Nearly 10 years after being diagnosed with dyslexia, Lily Miller is spending her senior year of high school spreading awareness with her best friend.

Miller and Genesis Baze are students at Midlothian Heritage High School, and they spent the last five months developing a plan to teach the community about dyslexia. They spoke to researchers, teachers and state officials, prepared a 35-page report and started a fundraiser.

All of this is in preparation for the Family, Career and Community Leaders of America competition Feb. 8 in Waco.

FCCLA is a national nonprofit career and technical student organization for students in grades six through 12. The organization focuses on students making a difference in their families, careers and communities by addressing important societal issues through Family and Consumer Sciences education.

FCCLA Heritage adviser Danielle Baze has been a part of the organization for 12 years and spent the last five years overseeing it at Heritage High School.

She explained that in Midlothian, both high school campuses are active members of FCCLA, but they compete against each other and dozens of other Texas schools in the regional competition. If a group makes it past regionals then they move onto state and later nationals with scholarship opportunities along the way.

At the competition, students don’t face groups from their school. Danielle Baze noted that students’ groups compete against those in the same category.

Miller and Danielle Baze’s daughter, junior Genesis Baze are members of the Heritage High School chapter and are one of five teams competing for the school, Danielle Baze said.

“It’s a great group of kids who are trying to do some really important things,” she added.

Since being at MISD, Daniella Baze said she has seen a student has made it to state each year. She is optimistic that it will be the same this year.

Genesis Baze and Miller have been friends for a few years, and while they were hanging out over the summer, they decided they wanted to work together on the project.

They chose to focus on bringing awareness to dyslexia because of Miller’s diagnosis and the lack of knowledge they saw among their peers.

“I have dyslexia, and I didn’t know nearly as much as I know now,” Miller said.

Dyslexia is the difficulty in reading or interpreting words, letters and other symbols, but it does not affect general intelligence.

They said the project takes large amounts of time, but it is preparing them for the future.

“I can use this,” Genesis Baze explained.

At first, they wanted to focus their advocacy project on a national level but found a need closer to home.
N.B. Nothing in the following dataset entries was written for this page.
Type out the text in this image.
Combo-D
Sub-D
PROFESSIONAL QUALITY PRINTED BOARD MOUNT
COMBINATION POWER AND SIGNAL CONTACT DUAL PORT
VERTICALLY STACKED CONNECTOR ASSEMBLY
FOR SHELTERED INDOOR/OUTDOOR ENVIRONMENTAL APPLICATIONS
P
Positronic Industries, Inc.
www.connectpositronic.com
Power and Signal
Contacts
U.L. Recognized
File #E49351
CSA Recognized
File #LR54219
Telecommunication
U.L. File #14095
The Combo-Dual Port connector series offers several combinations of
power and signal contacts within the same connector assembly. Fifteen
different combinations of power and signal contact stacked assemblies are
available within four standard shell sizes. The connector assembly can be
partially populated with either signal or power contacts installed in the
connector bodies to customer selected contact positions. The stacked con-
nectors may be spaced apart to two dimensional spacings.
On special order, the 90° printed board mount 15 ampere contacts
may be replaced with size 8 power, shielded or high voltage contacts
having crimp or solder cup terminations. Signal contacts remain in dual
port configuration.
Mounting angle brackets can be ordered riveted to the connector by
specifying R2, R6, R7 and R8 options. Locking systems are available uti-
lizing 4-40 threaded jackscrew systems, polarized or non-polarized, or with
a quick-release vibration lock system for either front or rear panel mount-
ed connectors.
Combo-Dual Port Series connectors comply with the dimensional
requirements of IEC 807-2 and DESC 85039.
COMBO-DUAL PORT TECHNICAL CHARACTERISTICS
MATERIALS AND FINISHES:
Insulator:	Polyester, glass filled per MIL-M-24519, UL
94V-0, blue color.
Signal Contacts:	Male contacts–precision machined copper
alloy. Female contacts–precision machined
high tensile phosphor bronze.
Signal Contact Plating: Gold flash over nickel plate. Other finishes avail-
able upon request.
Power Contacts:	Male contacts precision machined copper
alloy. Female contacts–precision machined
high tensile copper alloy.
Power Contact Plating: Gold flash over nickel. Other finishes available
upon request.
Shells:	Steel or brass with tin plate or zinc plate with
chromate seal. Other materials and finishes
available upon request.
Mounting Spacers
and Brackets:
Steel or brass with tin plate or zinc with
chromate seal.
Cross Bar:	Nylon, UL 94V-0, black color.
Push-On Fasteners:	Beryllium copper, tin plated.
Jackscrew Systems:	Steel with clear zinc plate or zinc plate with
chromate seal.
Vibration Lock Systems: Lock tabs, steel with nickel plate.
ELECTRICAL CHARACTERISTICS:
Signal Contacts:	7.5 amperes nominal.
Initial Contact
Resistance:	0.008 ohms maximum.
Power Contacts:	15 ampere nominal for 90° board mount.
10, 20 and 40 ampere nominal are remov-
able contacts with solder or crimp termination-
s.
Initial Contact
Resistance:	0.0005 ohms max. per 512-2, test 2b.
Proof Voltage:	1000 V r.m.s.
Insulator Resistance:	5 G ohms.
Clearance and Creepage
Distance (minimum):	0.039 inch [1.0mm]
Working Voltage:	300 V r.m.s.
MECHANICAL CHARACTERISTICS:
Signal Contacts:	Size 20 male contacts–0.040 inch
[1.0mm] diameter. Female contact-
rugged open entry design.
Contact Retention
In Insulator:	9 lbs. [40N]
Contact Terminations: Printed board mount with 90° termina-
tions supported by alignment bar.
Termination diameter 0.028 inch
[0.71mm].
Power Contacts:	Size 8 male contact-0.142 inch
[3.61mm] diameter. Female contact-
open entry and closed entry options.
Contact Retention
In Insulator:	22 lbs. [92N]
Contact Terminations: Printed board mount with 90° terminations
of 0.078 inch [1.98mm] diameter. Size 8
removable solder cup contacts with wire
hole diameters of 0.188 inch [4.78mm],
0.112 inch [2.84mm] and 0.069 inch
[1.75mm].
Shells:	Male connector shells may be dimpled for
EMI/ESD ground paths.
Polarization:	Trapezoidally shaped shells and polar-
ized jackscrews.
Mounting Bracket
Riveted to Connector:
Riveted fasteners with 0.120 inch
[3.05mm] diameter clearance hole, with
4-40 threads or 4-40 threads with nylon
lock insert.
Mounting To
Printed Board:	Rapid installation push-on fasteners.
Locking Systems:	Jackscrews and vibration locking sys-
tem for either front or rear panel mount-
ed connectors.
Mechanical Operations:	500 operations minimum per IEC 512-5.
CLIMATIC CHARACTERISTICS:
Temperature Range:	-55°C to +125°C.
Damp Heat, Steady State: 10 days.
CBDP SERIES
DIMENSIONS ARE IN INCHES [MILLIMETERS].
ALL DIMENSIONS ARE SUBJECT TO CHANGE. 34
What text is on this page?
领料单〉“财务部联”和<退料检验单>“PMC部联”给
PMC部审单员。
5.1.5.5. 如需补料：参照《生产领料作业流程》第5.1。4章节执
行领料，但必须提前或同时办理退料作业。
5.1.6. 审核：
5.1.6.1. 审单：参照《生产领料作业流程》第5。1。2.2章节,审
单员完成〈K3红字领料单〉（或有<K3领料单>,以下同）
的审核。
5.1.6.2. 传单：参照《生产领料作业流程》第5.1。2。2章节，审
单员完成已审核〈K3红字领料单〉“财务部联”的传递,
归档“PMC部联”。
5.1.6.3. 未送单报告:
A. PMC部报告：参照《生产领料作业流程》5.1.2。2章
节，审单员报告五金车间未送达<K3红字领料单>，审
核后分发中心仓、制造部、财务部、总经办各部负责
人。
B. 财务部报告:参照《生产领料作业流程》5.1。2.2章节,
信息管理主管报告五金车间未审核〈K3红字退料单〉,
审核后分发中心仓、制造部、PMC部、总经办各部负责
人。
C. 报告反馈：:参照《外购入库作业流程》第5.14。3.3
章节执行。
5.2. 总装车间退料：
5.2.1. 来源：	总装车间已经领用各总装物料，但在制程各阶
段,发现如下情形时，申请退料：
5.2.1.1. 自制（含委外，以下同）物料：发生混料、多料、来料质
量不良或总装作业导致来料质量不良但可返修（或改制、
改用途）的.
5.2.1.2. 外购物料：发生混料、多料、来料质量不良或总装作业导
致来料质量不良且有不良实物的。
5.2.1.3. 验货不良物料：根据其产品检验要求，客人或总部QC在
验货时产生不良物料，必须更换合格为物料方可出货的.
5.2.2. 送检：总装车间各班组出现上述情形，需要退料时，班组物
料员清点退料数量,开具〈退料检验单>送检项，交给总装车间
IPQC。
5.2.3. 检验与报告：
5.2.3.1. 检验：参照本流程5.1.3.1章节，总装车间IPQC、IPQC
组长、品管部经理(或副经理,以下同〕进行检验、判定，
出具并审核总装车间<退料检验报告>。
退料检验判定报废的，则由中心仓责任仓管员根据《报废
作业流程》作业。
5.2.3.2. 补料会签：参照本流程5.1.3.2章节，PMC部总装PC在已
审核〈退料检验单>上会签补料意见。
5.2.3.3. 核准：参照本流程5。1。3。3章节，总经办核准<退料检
According to the statistics they found, one in five people is dyslexic.

In terms of the MISD population, that would be an entire middle school campus.

Genesis Blaze explained that the number inspired them to add something to their project — necklaces.

The duo wore silver necklaces with a bar in front that said “1 in 5.” They decided to make the necklaces and sell them as a fundraiser.

“This is my favorite,” Miller said as she held her necklace between her fingers.

They partnered with On the Cutting Edge shop which sells personalized items. The company agreed to sell the necklaces close to cost, and the students decided to sell the necklaces at $18 a piece leaving them about $8 profit.

Their goal is to raise $3,000 for the International Dyslexia Association scholarship fund.

On top of raising the scholarship funds, Miller and Genesis Baze are organizing a dyslexia night in the community for March to share information and tips on diagnosing dyslexia early.

Danielle Baze said she is proud of the projects that her students and her daughter have nearly completed.

"You see students in your classroom be successful, but to see your own child have a passion for something you are so heavily involved in is just the most fulfilling thing as an educator and a parent,” she noted.

Genesis Baze and Miller are focusing their efforts on finishing their project before Feb. 8, and are hoping to reach the state level.